Department of Mechanical Engineering , University of Hawaii at Manoa , Honolulu , Hawaii 96822 , United States.
Department of Mechanical Engineering , Yonsei University , Seoul 03722 , Republic of Korea.
Nano Lett. 2018 Oct 10;18(10):6392-6396. doi: 10.1021/acs.nanolett.8b02747. Epub 2018 Sep 5.
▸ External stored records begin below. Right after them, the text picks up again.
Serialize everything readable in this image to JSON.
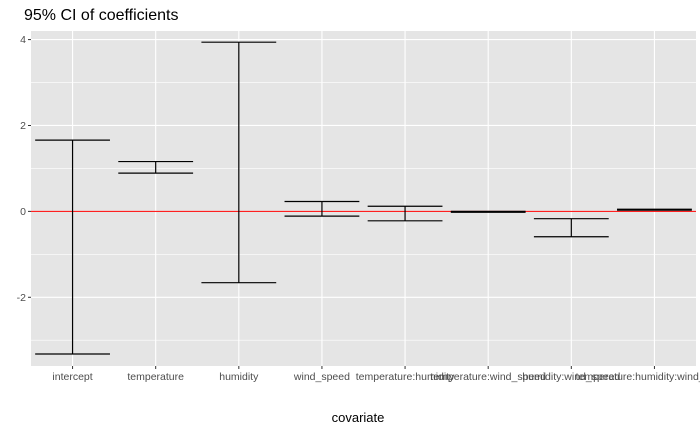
{
  "chart_data": {
    "type": "errorbar",
    "title": "95% CI of coefficients",
    "xlabel": "covariate",
    "ylabel": "",
    "categories": [
      "intercept",
      "temperature",
      "humidity",
      "wind_speed",
      "temperature:humidity",
      "temperature:wind_speed",
      "humidity:wind_speed",
      "temperature:humidity:wind_speed"
    ],
    "lower": [
      -3.32,
      0.89,
      -1.66,
      -0.11,
      -0.22,
      -0.02,
      -0.59,
      0.03
    ],
    "upper": [
      1.66,
      1.16,
      3.94,
      0.23,
      0.12,
      0.0,
      -0.17,
      0.05
    ],
    "reference_line": 0,
    "ylim": [
      -3.6,
      4.2
    ],
    "yticks": [
      -2,
      0,
      2,
      4
    ],
    "grid": true,
    "colors": {
      "panel": "#e5e5e5",
      "grid_major": "#ffffff",
      "errorbar": "#000000",
      "reference_line": "#ff0000"
    }
  }
}
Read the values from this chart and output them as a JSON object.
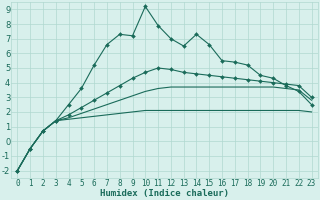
{
  "xlabel": "Humidex (Indice chaleur)",
  "x_values": [
    0,
    1,
    2,
    3,
    4,
    5,
    6,
    7,
    8,
    9,
    10,
    11,
    12,
    13,
    14,
    15,
    16,
    17,
    18,
    19,
    20,
    21,
    22,
    23
  ],
  "line1_y": [
    -2.0,
    -0.5,
    0.7,
    1.4,
    2.5,
    3.6,
    5.2,
    6.6,
    7.3,
    7.2,
    9.2,
    7.9,
    7.0,
    6.5,
    7.3,
    6.6,
    5.5,
    5.4,
    5.2,
    4.5,
    4.3,
    3.8,
    3.4,
    2.5
  ],
  "line2_y": [
    -2.0,
    -0.5,
    0.7,
    1.4,
    1.8,
    2.3,
    2.8,
    3.3,
    3.8,
    4.3,
    4.7,
    5.0,
    4.9,
    4.7,
    4.6,
    4.5,
    4.4,
    4.3,
    4.2,
    4.1,
    4.0,
    3.9,
    3.8,
    3.0
  ],
  "line3_y": [
    -2.0,
    -0.5,
    0.7,
    1.4,
    1.6,
    1.9,
    2.2,
    2.5,
    2.8,
    3.1,
    3.4,
    3.6,
    3.7,
    3.7,
    3.7,
    3.7,
    3.7,
    3.7,
    3.7,
    3.7,
    3.7,
    3.6,
    3.5,
    2.8
  ],
  "line4_y": [
    -2.0,
    -0.5,
    0.7,
    1.4,
    1.5,
    1.6,
    1.7,
    1.8,
    1.9,
    2.0,
    2.1,
    2.1,
    2.1,
    2.1,
    2.1,
    2.1,
    2.1,
    2.1,
    2.1,
    2.1,
    2.1,
    2.1,
    2.1,
    2.0
  ],
  "line_color": "#1a6b5a",
  "bg_color": "#d8f0ec",
  "grid_color": "#b0d8d0",
  "ylim": [
    -2,
    9
  ],
  "xlim": [
    0,
    23
  ],
  "yticks": [
    -2,
    -1,
    0,
    1,
    2,
    3,
    4,
    5,
    6,
    7,
    8,
    9
  ],
  "xticks": [
    0,
    1,
    2,
    3,
    4,
    5,
    6,
    7,
    8,
    9,
    10,
    11,
    12,
    13,
    14,
    15,
    16,
    17,
    18,
    19,
    20,
    21,
    22,
    23
  ],
  "xlabel_fontsize": 6.5,
  "tick_fontsize": 5.5
}
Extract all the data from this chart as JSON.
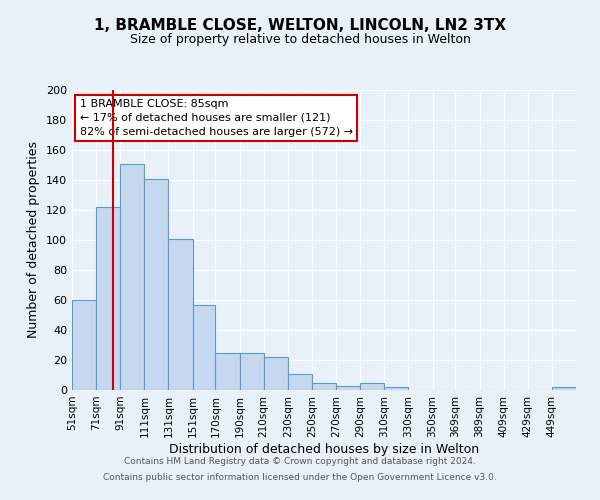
{
  "title": "1, BRAMBLE CLOSE, WELTON, LINCOLN, LN2 3TX",
  "subtitle": "Size of property relative to detached houses in Welton",
  "xlabel": "Distribution of detached houses by size in Welton",
  "ylabel": "Number of detached properties",
  "bin_labels": [
    "51sqm",
    "71sqm",
    "91sqm",
    "111sqm",
    "131sqm",
    "151sqm",
    "170sqm",
    "190sqm",
    "210sqm",
    "230sqm",
    "250sqm",
    "270sqm",
    "290sqm",
    "310sqm",
    "330sqm",
    "350sqm",
    "369sqm",
    "389sqm",
    "409sqm",
    "429sqm",
    "449sqm"
  ],
  "bin_edges": [
    51,
    71,
    91,
    111,
    131,
    151,
    170,
    190,
    210,
    230,
    250,
    270,
    290,
    310,
    330,
    350,
    369,
    389,
    409,
    429,
    449,
    469
  ],
  "bar_heights": [
    60,
    122,
    151,
    141,
    101,
    57,
    25,
    25,
    22,
    11,
    5,
    3,
    5,
    2,
    0,
    0,
    0,
    0,
    0,
    0,
    2
  ],
  "bar_color": "#c5d8ed",
  "bar_edge_color": "#5b9bd5",
  "vline_x": 85,
  "vline_color": "#cc0000",
  "annotation_line1": "1 BRAMBLE CLOSE: 85sqm",
  "annotation_line2": "← 17% of detached houses are smaller (121)",
  "annotation_line3": "82% of semi-detached houses are larger (572) →",
  "ylim": [
    0,
    200
  ],
  "yticks": [
    0,
    20,
    40,
    60,
    80,
    100,
    120,
    140,
    160,
    180,
    200
  ],
  "background_color": "#e8f0f8",
  "grid_color": "#ffffff",
  "footer_line1": "Contains HM Land Registry data © Crown copyright and database right 2024.",
  "footer_line2": "Contains public sector information licensed under the Open Government Licence v3.0."
}
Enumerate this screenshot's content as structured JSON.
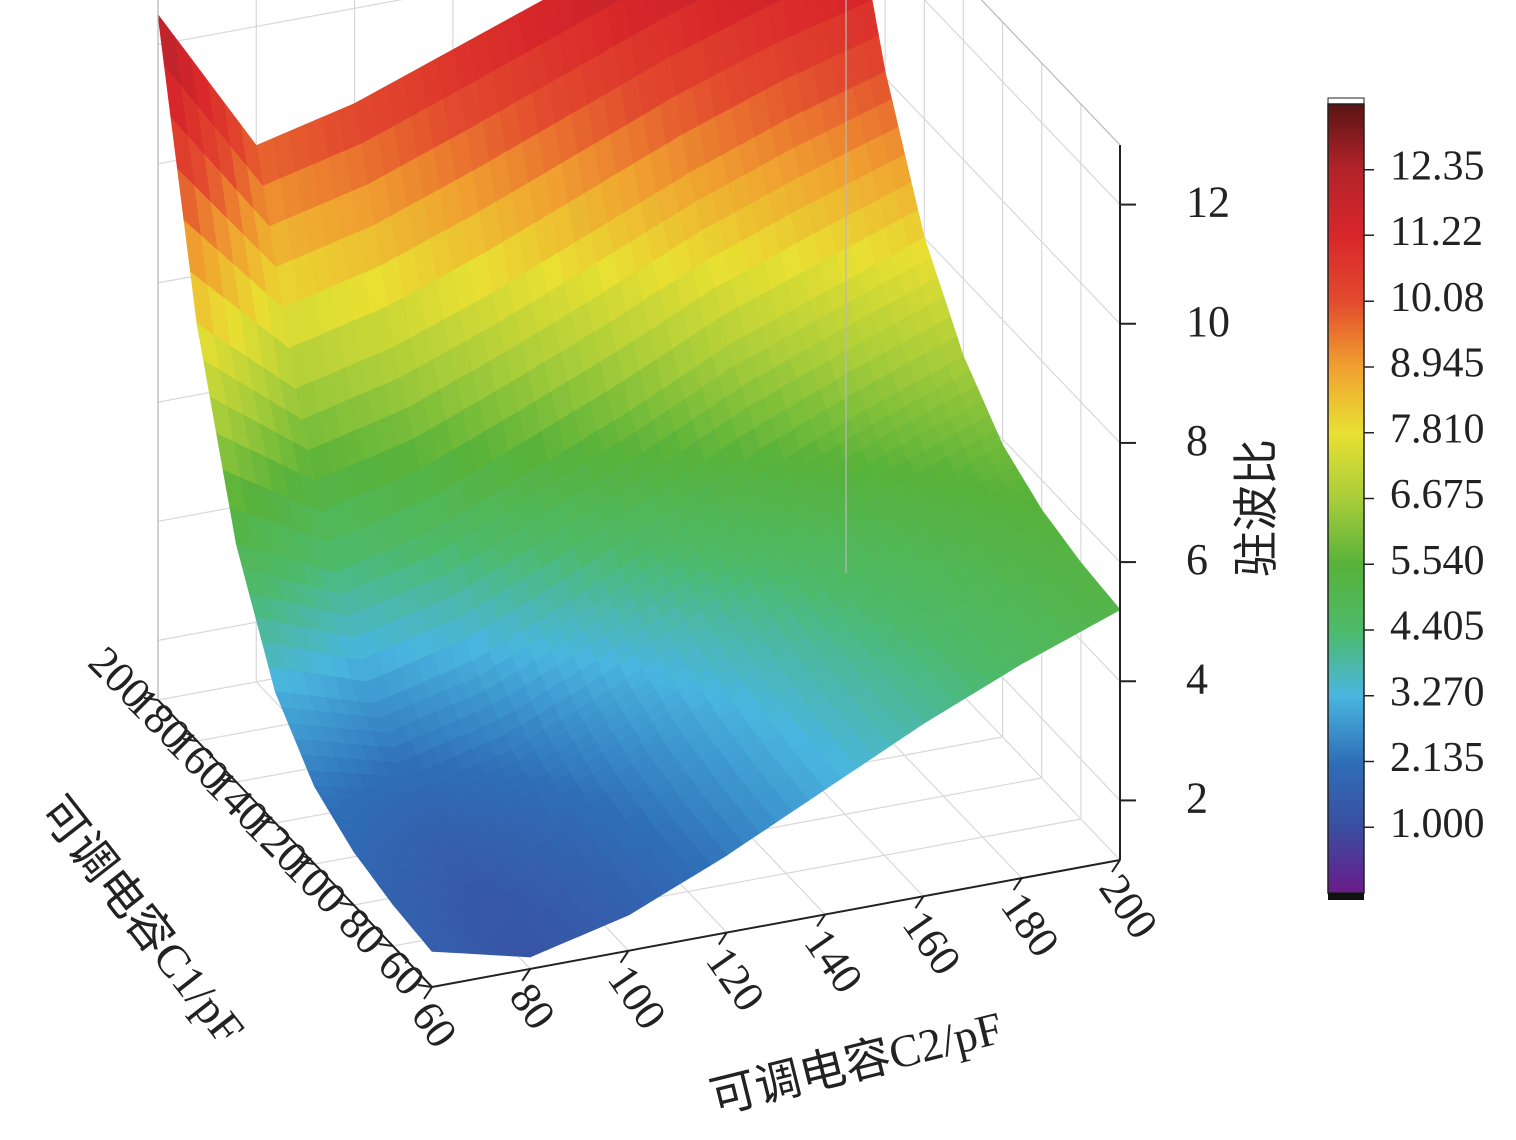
{
  "chart_data": {
    "type": "surface",
    "title": "",
    "x_axis": {
      "label": "可调电容C2/pF",
      "range": [
        60,
        200
      ],
      "ticks": [
        60,
        80,
        100,
        120,
        140,
        160,
        180,
        200
      ]
    },
    "y_axis": {
      "label": "可调电容C1/pF",
      "range": [
        60,
        200
      ],
      "ticks": [
        60,
        80,
        100,
        120,
        140,
        160,
        180,
        200
      ]
    },
    "z_axis": {
      "label": "驻波比",
      "range": [
        1,
        13
      ],
      "ticks": [
        2,
        4,
        6,
        8,
        10,
        12
      ]
    },
    "grid": true,
    "surface": {
      "x": [
        60,
        80,
        100,
        120,
        140,
        160,
        180,
        200
      ],
      "y": [
        60,
        80,
        100,
        120,
        140,
        160,
        180,
        200
      ],
      "z": [
        [
          1.6,
          1.2,
          1.6,
          2.3,
          3.1,
          3.9,
          4.6,
          5.2
        ],
        [
          1.7,
          1.3,
          1.7,
          2.4,
          3.2,
          4.0,
          4.7,
          5.3
        ],
        [
          1.9,
          1.5,
          1.9,
          2.6,
          3.4,
          4.2,
          4.9,
          5.5
        ],
        [
          2.3,
          1.9,
          2.3,
          3.0,
          3.8,
          4.6,
          5.3,
          5.9
        ],
        [
          3.2,
          2.7,
          3.1,
          3.8,
          4.6,
          5.4,
          6.1,
          6.7
        ],
        [
          5.0,
          4.2,
          4.6,
          5.3,
          6.0,
          6.8,
          7.4,
          8.0
        ],
        [
          8.0,
          6.6,
          7.0,
          7.6,
          8.3,
          9.0,
          9.6,
          10.1
        ],
        [
          12.5,
          10.0,
          10.4,
          11.0,
          11.6,
          12.2,
          12.7,
          13.0
        ]
      ]
    },
    "colorbar": {
      "labels": [
        "12.35",
        "11.22",
        "10.08",
        "8.945",
        "7.810",
        "6.675",
        "5.540",
        "4.405",
        "3.270",
        "2.135",
        "1.000"
      ],
      "values": [
        12.35,
        11.22,
        10.08,
        8.945,
        7.81,
        6.675,
        5.54,
        4.405,
        3.27,
        2.135,
        1.0
      ],
      "range": [
        -0.135,
        13.485
      ],
      "colors": [
        "#6a1b8a",
        "#3a4ea0",
        "#2f6fb8",
        "#4ab6e0",
        "#4dba6a",
        "#58b23a",
        "#a9cd3a",
        "#e9e032",
        "#f0a030",
        "#e24a2e",
        "#d8262a",
        "#b3232a",
        "#5a1414"
      ]
    }
  }
}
We present a new concept of a structured surface for enhanced boiling heat transfer that is capable of self-adapting to the local thermal conditions. An array of freestanding nanoscale bimorphs, a structure that consists of two adjoining materials with a large thermal expansion mismatch, is able to deform under local temperature change. Such a surface gradually deforms as the nucleate boiling progresses due to the increase in the wall superheat. The deformation caused by the heated surface is shown to be favorable for boiling heat transfer, leading to about 10% of increase in the critical heat flux compared to a regular nanowire surface. A recently developed theoretical model that accounts for the critical instability wavelength of the vapor film and the capillary wicking force successfully describes the critical heat flux enhancement for the nanobimorph surface with a good quantitative agreement.
我们提出了一种新的结构化表面概念,用于增强沸腾换热,该表面能够自适应局部热条件。由两个热膨胀系数相差很大的相邻材料组成的自由支撑的双晶纳米结构能够在局部温度变化下发生变形。由于壁面过热度的增加,随着核沸腾的进行,这种表面会逐渐变形。实验结果表明,受热表面的变形有利于沸腾换热,与常规纳米线表面相比,临界热流密度提高了约 10%。最近提出的一个理论模型考虑了蒸汽膜的临界不稳定性波长和毛细抽吸力,成功地描述了双晶纳米结构表面的临界热流密度增强,具有很好的定量一致性。